I used to do this dweeby game when I was about 20 and had recently moved to New York, where I would imagine my teenage self viewing my current life. Like, somehow a movie device portal would open up and she'd get a glimpse of her future life and she'd see me like, at the Nuyorican Poet's Cafe!!! or kissing a really cute guy who's totally in a band!
Since my home life today largely consists of DVRed reality television and ordering two large pizzas for two people, she'd probably be less than thrilled if this happened now. (GO PIERCE SOMETHING WITH A SAFETY PIN, TEEN, YOU DON'T UNDERSTAND REAL LIFE.) But I think she'd probably still be pretty impressed if she watched me walk into my tattoo shop.

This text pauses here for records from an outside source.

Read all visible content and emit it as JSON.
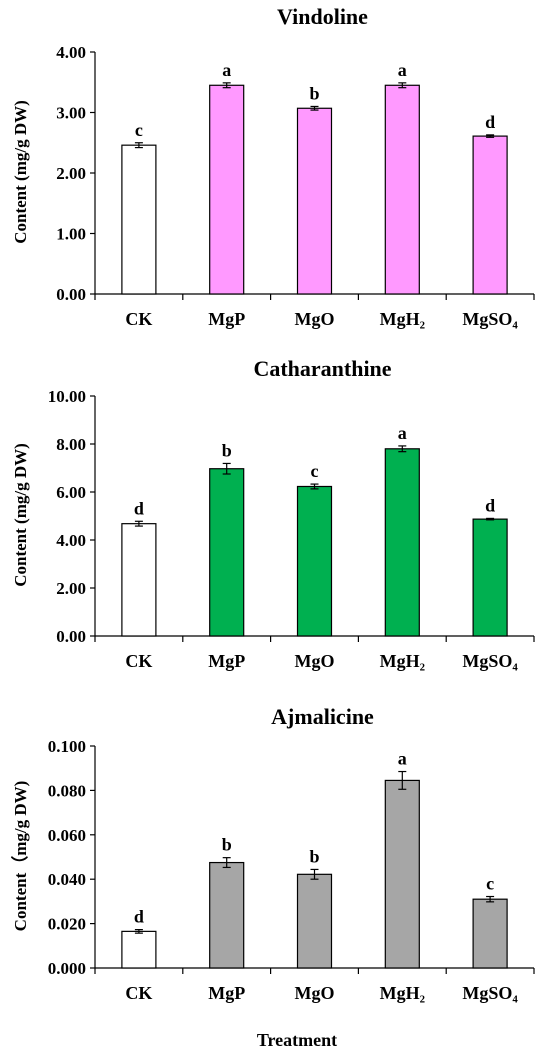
{
  "x_axis_label": "Treatment",
  "chart_data": [
    {
      "type": "bar",
      "title": "Vindoline",
      "ylabel": "Content (mg/g DW)",
      "categories": [
        "CK",
        "MgP",
        "MgO",
        "MgH₂",
        "MgSO₄"
      ],
      "values": [
        2.46,
        3.45,
        3.07,
        3.45,
        2.61
      ],
      "errors": [
        0.04,
        0.04,
        0.03,
        0.04,
        0.02
      ],
      "letters": [
        "c",
        "a",
        "b",
        "a",
        "d"
      ],
      "ylim": [
        0,
        4
      ],
      "yticks": [
        "0.00",
        "1.00",
        "2.00",
        "3.00",
        "4.00"
      ],
      "colors": [
        "#ffffff",
        "#ff99ff",
        "#ff99ff",
        "#ff99ff",
        "#ff99ff"
      ]
    },
    {
      "type": "bar",
      "title": "Catharanthine",
      "ylabel": "Content (mg/g DW)",
      "categories": [
        "CK",
        "MgP",
        "MgO",
        "MgH₂",
        "MgSO₄"
      ],
      "values": [
        4.68,
        6.97,
        6.23,
        7.8,
        4.87
      ],
      "errors": [
        0.1,
        0.22,
        0.1,
        0.12,
        0.03
      ],
      "letters": [
        "d",
        "b",
        "c",
        "a",
        "d"
      ],
      "ylim": [
        0,
        10
      ],
      "yticks": [
        "0.00",
        "2.00",
        "4.00",
        "6.00",
        "8.00",
        "10.00"
      ],
      "colors": [
        "#ffffff",
        "#00b050",
        "#00b050",
        "#00b050",
        "#00b050"
      ]
    },
    {
      "type": "bar",
      "title": "Ajmalicine",
      "ylabel": "Content（mg/g DW)",
      "categories": [
        "CK",
        "MgP",
        "MgO",
        "MgH₂",
        "MgSO₄"
      ],
      "values": [
        0.0165,
        0.0475,
        0.0422,
        0.0845,
        0.031
      ],
      "errors": [
        0.0008,
        0.0022,
        0.0022,
        0.004,
        0.0012
      ],
      "letters": [
        "d",
        "b",
        "b",
        "a",
        "c"
      ],
      "ylim": [
        0,
        0.1
      ],
      "yticks": [
        "0.000",
        "0.020",
        "0.040",
        "0.060",
        "0.080",
        "0.100"
      ],
      "colors": [
        "#ffffff",
        "#a6a6a6",
        "#a6a6a6",
        "#a6a6a6",
        "#a6a6a6"
      ]
    }
  ]
}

Because one of 15-year-old me's main life goals was to walk into a tattoo shop and feel comfortable and have people be nice to me. (And also go back to that cool record shop I was so intimidated by as a teen and have my "BIG MISTAKE HUGE" moment and also return that copy of My Bloody Valentine's "Loveless" because I didn't really know who they were and I never got into it anyway.)
Tattoo shops can be intimidating places. Even as a grown adult, there's a part of me who still assumes everyone who works there is like rilly rilly cool and making fun of me behind my back. While there are dicks in any industry, in my experience people who work in tattoo shops are as nice as anywhere else and will treat you with the same respect you give them, whether you have a bunch of tattoos or not.
That said, as in any customer service field, they deal with a lot of crazy assholes, and if you are acting like one, they very well may be making fun of you behind your back. A few common sense dealies:
1. Know what you want.
Tattoo artists are very talented people, but they can't figure out what you want permanently on your body without your help. Tattoos look cool and sometimes you just want one, but for their sake and yours, decide what you're looking for before you make a consultation. It doesn't have to be exact -- I often come in with a general theme or elements that I know I want in my tattoo and my charming and talented artist Virginia Elwood designs something for me.
I knew I wanted my most recent tattoo to have a cosmetics theme, so I brought in several images of vintage lipsticks and makeup compacts, along with ideas of the kind of flowers and colors I was looking for. Virginia figured out how to incorporate it all together and make it look cool.
Don't bring in a picture and expect your tattoo artist to copy it -- instead look for things that inspire you. For my left arm sleeve, I brought in a floral-patterned vintage dress as representative of the kind of "spirit" I wanted the tattoo to have.
Look for prints or iconography you gravitate toward -- I was always buying stuff with bow prints, so I got little bows tattooed on the backs of my ankles. What makes you happy to look at? What are some things that define you and how can you represent them graphically? (I'm a reader and writer -- I have a stack of books on my arm and a vintage typewriter on my leg.) That said, your tattoo doesn't have to be deeply meaningful or have an epic backstory. It can just be something you think is pretty or cool looking. Once you've thought of the right design, you'll hardly be able to wait to get your new tattoo. Don't go until you're FULLY ENTHUSED.
2. That said, be flexible.
While it's important to come in with an idea of what you want, you shouldn't come in with a RIGID idea of what you want. Some things look awesome on the page and not on the skin and your tattoo artist knows that because of their years of experience. If they tell you that you shouldn't tattoo something in the specific size or color scheme you want, listen to them, and figure out how to fix your design together. They are just trying to help you end up with something that looks as good as you want it to.
My motto with Virginia is "You're the professional," because let's be honest, I don't know jackshit about tattooing. This is why it's also important to have an artist you trust. If you don't fully trust the artist you're working with to give you a tattoo that looks great, get a new tattoo artist! Check out artist's "books" online or in the shop and look for someone whose work speaks to you. This person is marking you for life and you should believe in their vision.
3. Don't haggle about the price.
Good tattoos are expensive. Along with razors, they're one of the few items in life you should never skimp on. Don't argue, complain about the price, or go on about how much cheaper you could get the tattoo somewhere else. Your artist is putting a piece of custom art permanently on your body. It costs what it costs. If you can't afford a tattoo, don't get a tattoo.
4. Be clean/smell good/eat/don't be drunk.
You'll be in ultra-close proximity to your tattoo artist for several hours. Take a shower. Brush your teeth. Don't wear perfume or cologne that may irritate your tattooer. Prepare yourself for the physically demanding process of getting tattooed by eating. Don't be drunk or be on drugs -- most shops won't tattoo you if you are, as it can fuck up your bloodflow as well as your judgment.
5. Don't bring an entourage.
Some shops allow you to bring a friend with you to your tattoo appointment, which is fine. Don't bring your entire sorority. It's annoying and distracting.
Tip your artist. I tip 20 to 30% on the cost of the session, because my tattoo artist is a special person and our relationship is important to me. Again, if you can't afford a tattoo, WITH a respectable tip, don't get one.
Since having a lot of tattoos is not, in fact, the same as being a tattoo artist, I asked Virginia what a customer can do to avoid being a dick in the tattoo shop, and she sent the following list, all based on real occurrences:
1. Don't expect your tattoo artist to chant with you while you're getting a tattoo, and, actually, how about not chanting at all because we are in a tattoo shop and not in an ashram or at some weird ayawaska ceremony.